Sunday, April 08, 2007

Allawi roasts Bush

The AP showed no quarter on Easter Sunday by featuring a scathing new book about our Iraq failures written by Iyad Allawi's cousin, Ali Allawi, one of the wealthy Shia exiles who swooped into the new Baghdad government after the invasion. Not surprisingly, Allawi's book takes Bush to the cleaners for screwing up the post-war.

Here are some quick facts about the former Minister of Finance:
Ali Abdel-Amir Allawi, a wealthy businessman, was previously a consultant to the World Bank and heads a London-based investment company, Pan-Arab. He was elected to Parliament on the United Iraqi Alliance.

His uncle on his mother's side is deputy Prime Minister Ahmad Chalabi. On his father's side, he is a cousin of outgoing interim Prime Minister Ayad Allawi.
Don't know whether his maternal connection to Ahmad Chalabi means anything other than he's related to the man largely blamed as lying us into Iraq and both are Shia.

Speaking of Shiites, recent events in Iraq signal we might be nearing an allegiance change. Let's set the stage--first, the US captured high-level Iranians operating inside Iraq. Next, we announced a surge and scared al-Sadr off into hiding.

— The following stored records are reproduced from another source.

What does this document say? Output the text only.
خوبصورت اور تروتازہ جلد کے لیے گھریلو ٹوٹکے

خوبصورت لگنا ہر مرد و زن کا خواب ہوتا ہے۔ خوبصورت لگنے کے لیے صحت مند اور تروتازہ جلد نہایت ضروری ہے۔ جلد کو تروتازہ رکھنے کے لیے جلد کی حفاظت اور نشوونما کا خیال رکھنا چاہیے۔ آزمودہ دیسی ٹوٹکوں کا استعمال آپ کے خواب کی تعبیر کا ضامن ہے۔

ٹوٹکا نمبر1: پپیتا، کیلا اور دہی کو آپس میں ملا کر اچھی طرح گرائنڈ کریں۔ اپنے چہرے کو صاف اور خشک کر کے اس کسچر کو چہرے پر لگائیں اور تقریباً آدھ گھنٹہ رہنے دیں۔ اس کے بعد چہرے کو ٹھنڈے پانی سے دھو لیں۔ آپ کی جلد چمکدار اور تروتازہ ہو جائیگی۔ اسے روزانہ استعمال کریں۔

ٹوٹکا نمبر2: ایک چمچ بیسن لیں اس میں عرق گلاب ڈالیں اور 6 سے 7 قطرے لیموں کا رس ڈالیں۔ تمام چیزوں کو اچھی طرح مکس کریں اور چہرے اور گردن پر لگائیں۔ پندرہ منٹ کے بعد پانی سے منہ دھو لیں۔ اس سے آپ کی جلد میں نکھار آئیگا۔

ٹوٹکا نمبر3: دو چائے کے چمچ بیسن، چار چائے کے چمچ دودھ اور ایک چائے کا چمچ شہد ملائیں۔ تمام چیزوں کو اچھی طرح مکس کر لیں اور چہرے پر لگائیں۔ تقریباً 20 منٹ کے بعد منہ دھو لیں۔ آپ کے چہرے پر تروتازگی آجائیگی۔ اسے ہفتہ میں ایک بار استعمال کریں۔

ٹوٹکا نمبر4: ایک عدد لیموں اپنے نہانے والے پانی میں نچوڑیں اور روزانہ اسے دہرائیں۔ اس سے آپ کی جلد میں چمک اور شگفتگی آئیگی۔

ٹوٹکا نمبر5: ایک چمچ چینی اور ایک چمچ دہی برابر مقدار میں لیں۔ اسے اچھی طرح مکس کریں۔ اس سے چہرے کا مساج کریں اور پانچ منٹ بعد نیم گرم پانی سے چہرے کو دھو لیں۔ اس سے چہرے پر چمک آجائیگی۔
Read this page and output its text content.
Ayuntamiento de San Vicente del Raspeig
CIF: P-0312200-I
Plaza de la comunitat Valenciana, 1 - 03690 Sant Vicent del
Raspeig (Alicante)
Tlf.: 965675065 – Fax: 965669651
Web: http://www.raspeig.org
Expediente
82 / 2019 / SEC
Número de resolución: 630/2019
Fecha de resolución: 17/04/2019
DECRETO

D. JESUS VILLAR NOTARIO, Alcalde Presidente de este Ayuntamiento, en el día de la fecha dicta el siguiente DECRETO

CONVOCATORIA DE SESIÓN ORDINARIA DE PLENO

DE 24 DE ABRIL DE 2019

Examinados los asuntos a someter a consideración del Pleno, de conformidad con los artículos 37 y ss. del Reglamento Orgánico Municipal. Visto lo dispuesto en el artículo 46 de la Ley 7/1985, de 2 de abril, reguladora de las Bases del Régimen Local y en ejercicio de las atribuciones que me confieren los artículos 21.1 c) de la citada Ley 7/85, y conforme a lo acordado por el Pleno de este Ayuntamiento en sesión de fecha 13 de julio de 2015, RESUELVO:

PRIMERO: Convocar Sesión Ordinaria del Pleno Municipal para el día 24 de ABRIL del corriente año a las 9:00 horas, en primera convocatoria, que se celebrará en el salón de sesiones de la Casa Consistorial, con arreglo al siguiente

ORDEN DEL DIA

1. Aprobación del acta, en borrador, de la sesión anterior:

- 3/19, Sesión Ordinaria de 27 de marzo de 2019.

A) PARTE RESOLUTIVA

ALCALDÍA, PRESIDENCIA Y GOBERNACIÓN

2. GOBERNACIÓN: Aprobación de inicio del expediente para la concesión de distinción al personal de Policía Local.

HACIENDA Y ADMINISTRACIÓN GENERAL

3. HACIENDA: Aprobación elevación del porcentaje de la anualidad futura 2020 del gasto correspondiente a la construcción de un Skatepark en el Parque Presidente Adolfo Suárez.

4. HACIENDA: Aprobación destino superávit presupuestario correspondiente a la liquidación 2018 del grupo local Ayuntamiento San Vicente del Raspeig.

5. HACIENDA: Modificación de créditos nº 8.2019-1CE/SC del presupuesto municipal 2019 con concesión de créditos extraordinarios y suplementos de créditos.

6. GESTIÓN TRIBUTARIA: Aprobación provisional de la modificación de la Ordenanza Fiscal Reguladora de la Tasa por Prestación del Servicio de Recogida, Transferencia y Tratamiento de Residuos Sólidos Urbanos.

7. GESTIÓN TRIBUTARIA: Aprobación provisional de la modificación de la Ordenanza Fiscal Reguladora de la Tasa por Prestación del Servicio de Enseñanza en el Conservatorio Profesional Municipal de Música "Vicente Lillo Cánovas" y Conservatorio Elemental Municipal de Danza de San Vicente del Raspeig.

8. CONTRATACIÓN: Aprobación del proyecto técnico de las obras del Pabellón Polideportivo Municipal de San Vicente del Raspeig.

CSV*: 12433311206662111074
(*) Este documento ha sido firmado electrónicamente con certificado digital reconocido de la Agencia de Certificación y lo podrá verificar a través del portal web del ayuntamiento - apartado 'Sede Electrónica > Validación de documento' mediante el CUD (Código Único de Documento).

Then Iran captured British sailors as hostages and humiliated them.

In the interim Pelosi and three Republicans visited Damascus. While we can't assume Pelosi was acting clandestinely on Bush's behalf wonder what the Repubs told Assad? Were they offering him a deal to switch sides as we turn on Tehran? If Iran falls to regime change Mr. Assad could easily wind up all alone in the world, so perhaps we convinced him to our side with pressure about Hariri/Gemayel? That would certainly help the situations in Iraq, Israel and Lebanon. Notice we didn't see any transcripts from those meetings.

Somewhere along the way the main Sunni insurgency sent a smackdown letter to their AQ in Iraq counterparts suggesting sides had been taken there. Swirling around at the same time was a nasty rumor regards a pending US attack in Iran and just today we've learned that al-Sadr is rallying the Mahdi boys with death to America calls with US troops engaging in the south.

We can throw in the oddball story about the British Ministry of Defense allowing the released hostages to sell their stories to the press for good measure. All very interesting and confusing unless it indicates we've picked a final side for a final push.